I love how this screen shot makes me look like I’m screaming and doing jazz hands.
You’ve heard the saying “You are what you eat”, yeah? I’d like you think about everything you consume on a daily basis, how it’s shaping who you are, as well as how you think and feel about yourself: What websites do you visit? What magazines do you read? What are you watching? What is showing up on your social media feed?
Take a moment to pause and really reflect on this. Because we live in a capitalistic, consumer-based society, most of what we see, read and hear is telling us we don’t have enough, we don’t look the right way, we’re not successful enough, what we’re doing isn’t good enough – that we are not enough. And the promise of being and having enough is just one (more) purchase away! Companies make billions of dollars on making us feel like crap.
For example, two weeks ago I found myself in front of the mirror, questioning my eyebrows. MY EYEBROWS, PEOPLE! Thanks to a beauty industry that is running out of things to make us feel bad about, I am now thinking about what’s “wrong” with my eyebrows.
I used to take a break during the day to go online to People Magazine and get caught up on celebrity gossip…who is dating who, who just dumped who, what someone wore, what schwanky event they went to, where they went on vacation and what coffee shop they just came out of.
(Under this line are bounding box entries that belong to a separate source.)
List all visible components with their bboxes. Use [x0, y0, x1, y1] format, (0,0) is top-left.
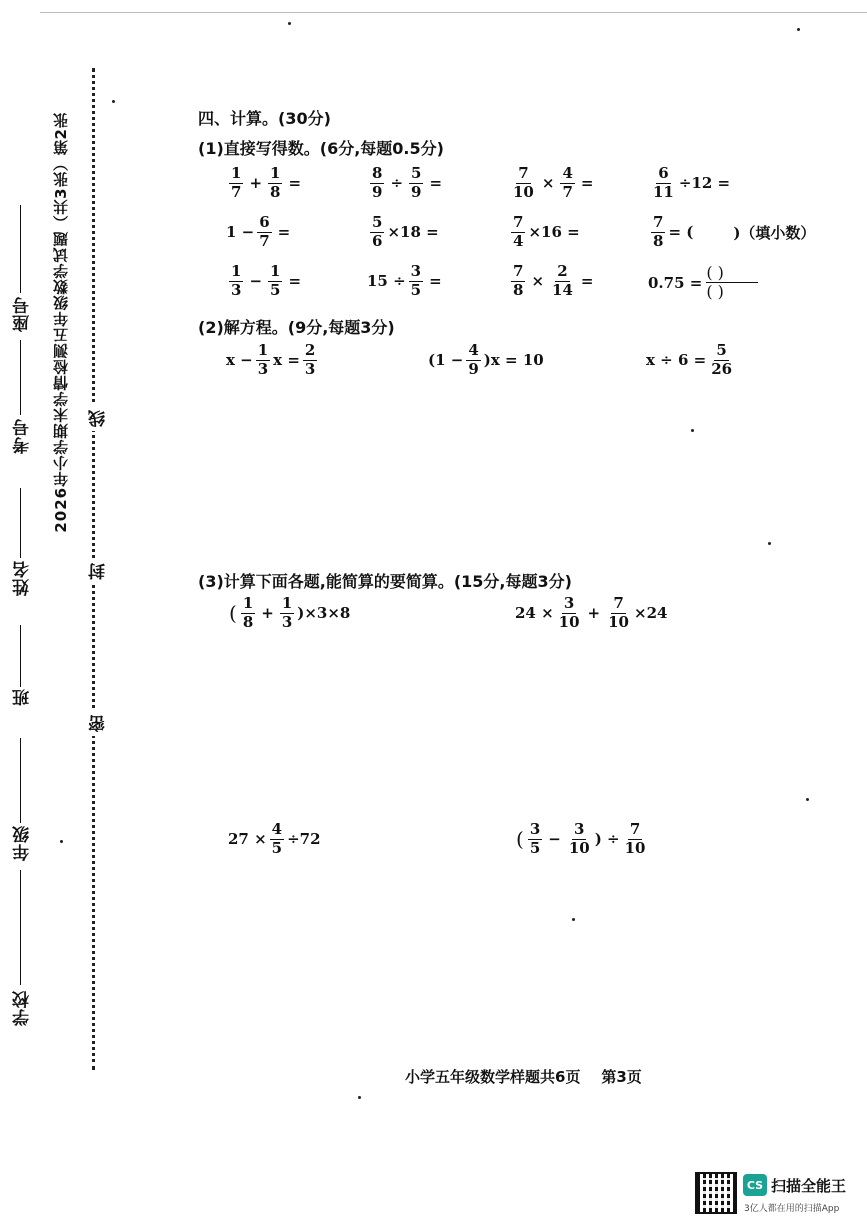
name-label: 姓名 [13, 560, 33, 596]
seal-char-line: 线 [86, 405, 111, 431]
calc-problem-4: ( $\frac{3}{5}$ − $\frac{3}{10}$ ) ÷ $\frac{7}{10}$ [516, 820, 646, 857]
scan-speck [60, 840, 63, 843]
problem-1-10: 15 ÷ $\frac{3}{5}$ = [367, 262, 442, 299]
seal-char-secret: 密 [86, 710, 111, 736]
problem-1-11: $\frac{7}{8}$ × $\frac{2}{14}$ = [513, 262, 594, 299]
school-label: 学校 [13, 990, 33, 1026]
seat-blank [20, 205, 21, 293]
fraction: $\frac{3}{10}$ [558, 594, 580, 631]
class-blank [20, 625, 21, 687]
scan-speck [691, 429, 694, 432]
fraction: $\frac{5}{26}$ [711, 341, 733, 378]
fraction: $\frac{1}{3}$ [281, 594, 293, 631]
part1-heading: (1)直接写得数。(6分,每题0.5分) [198, 139, 444, 158]
fraction: $\frac{1}{3}$ [231, 262, 242, 299]
top-edge-line [40, 12, 867, 13]
scan-speck [806, 798, 809, 801]
equation-1: x − $\frac{1}{3}$ x = $\frac{2}{3}$ [226, 341, 316, 378]
exam-no-label: 考号 [13, 418, 33, 454]
scan-speck [288, 22, 291, 25]
fraction: $\frac{7}{10}$ [513, 164, 534, 201]
scan-speck [572, 918, 575, 921]
fraction: $\frac{3}{5}$ [410, 262, 422, 299]
scanner-logo: CS [743, 1174, 767, 1196]
fraction: $\frac{7}{10}$ [608, 594, 629, 631]
fraction: $\frac{3}{10}$ [568, 820, 590, 857]
problem-1-4: $\frac{6}{11}$ ÷12 = [653, 164, 731, 201]
calc-problem-1: ( $\frac{1}{8}$ + $\frac{1}{3}$ )×3×8 [229, 594, 351, 631]
scan-speck [112, 100, 115, 103]
qr-code [695, 1172, 737, 1214]
fraction: $\frac{6}{7}$ [259, 213, 270, 250]
fraction: $\frac{7}{4}$ [513, 213, 524, 250]
problem-1-12: 0.75 = ( ) ( ) [648, 264, 758, 301]
fraction: $\frac{2}{3}$ [304, 341, 316, 378]
calc-problem-2: 24 × $\frac{3}{10}$ + $\frac{7}{10}$ ×24 [515, 594, 668, 631]
fraction: $\frac{4}{9}$ [468, 341, 479, 378]
scan-speck [358, 1096, 361, 1099]
part3-heading: (3)计算下面各题,能简算的要简算。(15分,每题3分) [198, 572, 572, 591]
fraction: $\frac{7}{8}$ [513, 262, 524, 299]
seal-char-seal: 封 [86, 558, 111, 584]
fraction: $\frac{6}{11}$ [653, 164, 674, 201]
fraction: $\frac{1}{5}$ [270, 262, 281, 299]
fraction: $\frac{1}{7}$ [231, 164, 242, 201]
fraction: $\frac{1}{3}$ [257, 341, 269, 378]
page-footer: 小学五年级数学样题共6页 第3页 [405, 1068, 642, 1086]
equation-3: x ÷ 6 = $\frac{5}{26}$ [646, 341, 733, 378]
fraction: $\frac{7}{10}$ [624, 820, 646, 857]
scan-speck [768, 542, 771, 545]
class-label: 班 [13, 688, 33, 706]
fraction: $\frac{4}{7}$ [562, 164, 573, 201]
scan-speck [797, 28, 800, 31]
fraction: $\frac{4}{5}$ [271, 820, 283, 857]
seat-label: 座号 [13, 296, 33, 332]
problem-1-5: 1 − $\frac{6}{7}$ = [226, 213, 291, 250]
fraction: $\frac{1}{8}$ [270, 164, 281, 201]
problem-1-9: $\frac{1}{3}$ − $\frac{1}{5}$ = [231, 262, 302, 299]
fraction: $\frac{8}{9}$ [372, 164, 383, 201]
grade-blank [20, 738, 21, 823]
problem-1-1: $\frac{1}{7}$ + $\frac{1}{8}$ = [231, 164, 302, 201]
equation-2: (1 − $\frac{4}{9}$ )x = 10 [428, 341, 544, 378]
problem-1-2: $\frac{8}{9}$ ÷ $\frac{5}{9}$ = [372, 164, 443, 201]
fraction: $\frac{5}{6}$ [372, 213, 383, 250]
section-heading: 四、计算。(30分) [198, 109, 331, 128]
exam-title: 2026年小学期末学情检测五年级数学试题（共3张）第2张 [52, 112, 70, 533]
fraction: $\frac{1}{8}$ [242, 594, 254, 631]
school-blank [20, 870, 21, 985]
problem-1-3: $\frac{7}{10}$ × $\frac{4}{7}$ = [513, 164, 594, 201]
scanner-tagline: 3亿人都在用的扫描App [744, 1204, 840, 1214]
calc-problem-3: 27 × $\frac{4}{5}$ ÷72 [228, 820, 321, 857]
grade-label: 年级 [13, 825, 33, 861]
part2-heading: (2)解方程。(9分,每题3分) [198, 318, 395, 337]
name-blank [20, 488, 21, 558]
problem-1-7: $\frac{7}{4}$ ×16 = [513, 213, 580, 250]
problem-1-8: $\frac{7}{8}$ = ( )（填小数） [653, 213, 816, 250]
scanner-name: 扫描全能王 [771, 1177, 847, 1195]
fraction: $\frac{5}{9}$ [411, 164, 422, 201]
exam-no-blank [20, 340, 21, 415]
fraction: $\frac{2}{14}$ [552, 262, 573, 299]
fraction: $\frac{7}{8}$ [653, 213, 664, 250]
fraction: $\frac{3}{5}$ [529, 820, 541, 857]
answer-blank-fraction: ( ) ( ) [706, 264, 758, 301]
problem-1-6: $\frac{5}{6}$ ×18 = [372, 213, 439, 250]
And I had the realization that I have never met these people, nor will I ever, so why am I investing my one wild and precious life on keeping up with what they’re doing and feeling bad about my normal life that doesn’t contain designer clothes, red carpets or renting entire islands for a vacation?
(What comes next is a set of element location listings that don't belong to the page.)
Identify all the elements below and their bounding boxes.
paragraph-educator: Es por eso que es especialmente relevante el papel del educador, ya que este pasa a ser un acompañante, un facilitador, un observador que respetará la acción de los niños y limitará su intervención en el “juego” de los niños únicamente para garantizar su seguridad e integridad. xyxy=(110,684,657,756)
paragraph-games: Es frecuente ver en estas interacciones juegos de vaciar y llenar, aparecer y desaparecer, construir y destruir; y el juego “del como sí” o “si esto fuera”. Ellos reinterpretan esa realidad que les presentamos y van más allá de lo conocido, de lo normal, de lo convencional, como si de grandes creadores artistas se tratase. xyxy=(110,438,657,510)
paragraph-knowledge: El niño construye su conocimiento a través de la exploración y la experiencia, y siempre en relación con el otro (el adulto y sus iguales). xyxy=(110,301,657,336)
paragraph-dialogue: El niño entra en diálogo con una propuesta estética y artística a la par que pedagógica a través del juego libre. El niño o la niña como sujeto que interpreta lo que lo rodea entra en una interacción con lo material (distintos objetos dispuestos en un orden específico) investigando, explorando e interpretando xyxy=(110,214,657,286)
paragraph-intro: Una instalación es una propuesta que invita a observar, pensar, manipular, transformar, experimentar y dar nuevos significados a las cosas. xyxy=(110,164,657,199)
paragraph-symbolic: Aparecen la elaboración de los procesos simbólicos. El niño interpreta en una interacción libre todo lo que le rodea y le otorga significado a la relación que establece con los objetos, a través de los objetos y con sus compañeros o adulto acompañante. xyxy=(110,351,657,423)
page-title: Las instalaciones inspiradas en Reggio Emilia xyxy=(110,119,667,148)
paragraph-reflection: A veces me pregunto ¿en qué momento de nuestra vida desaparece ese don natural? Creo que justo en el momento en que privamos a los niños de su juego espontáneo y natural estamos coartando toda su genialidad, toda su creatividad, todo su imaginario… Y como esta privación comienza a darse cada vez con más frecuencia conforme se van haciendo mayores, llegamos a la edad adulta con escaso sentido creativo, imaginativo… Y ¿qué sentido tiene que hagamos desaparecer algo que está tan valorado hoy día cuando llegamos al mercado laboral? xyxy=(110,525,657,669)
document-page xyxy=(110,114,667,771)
When clothing catalogs come in the mail or a sale notice pops up in my inbox, I see all the latest fashions I don’t have and really “need”. Never mind my closet is already full of clothes, many of which I never get around to wearing. When home decor catalogs come, my lovely home seems scruffy in comparison.
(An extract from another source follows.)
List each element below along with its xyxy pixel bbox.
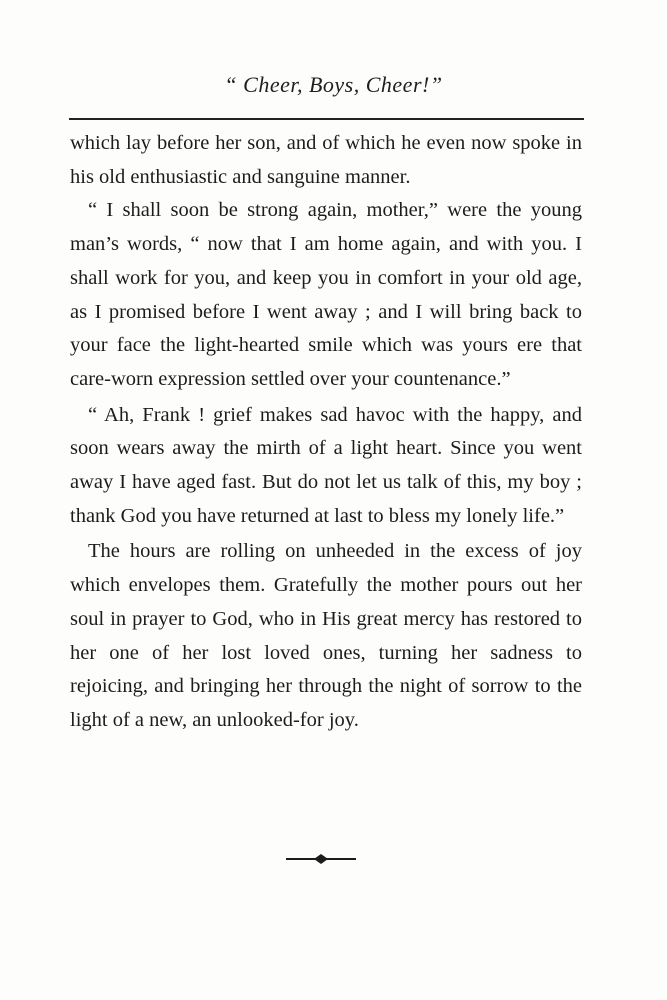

We are consuming massive amounts of information every day, and a lot of it is “junk food”, filling us up and making us sick.
As part of our new confidence and empowerment programs, we’re talking about the importance of consciously consuming things that are in alignment with our values, not those of a consumeristic society. That afford us the opportunity to feed our curiosity, learn new things, expand our world view and inspire us to have conversations about goals and ideas, not other people or things. That help us get to know ourselves more, not celebrities we’ll never meet. That build a sense of competence, strength and courage, not self-doubt or self-loathing.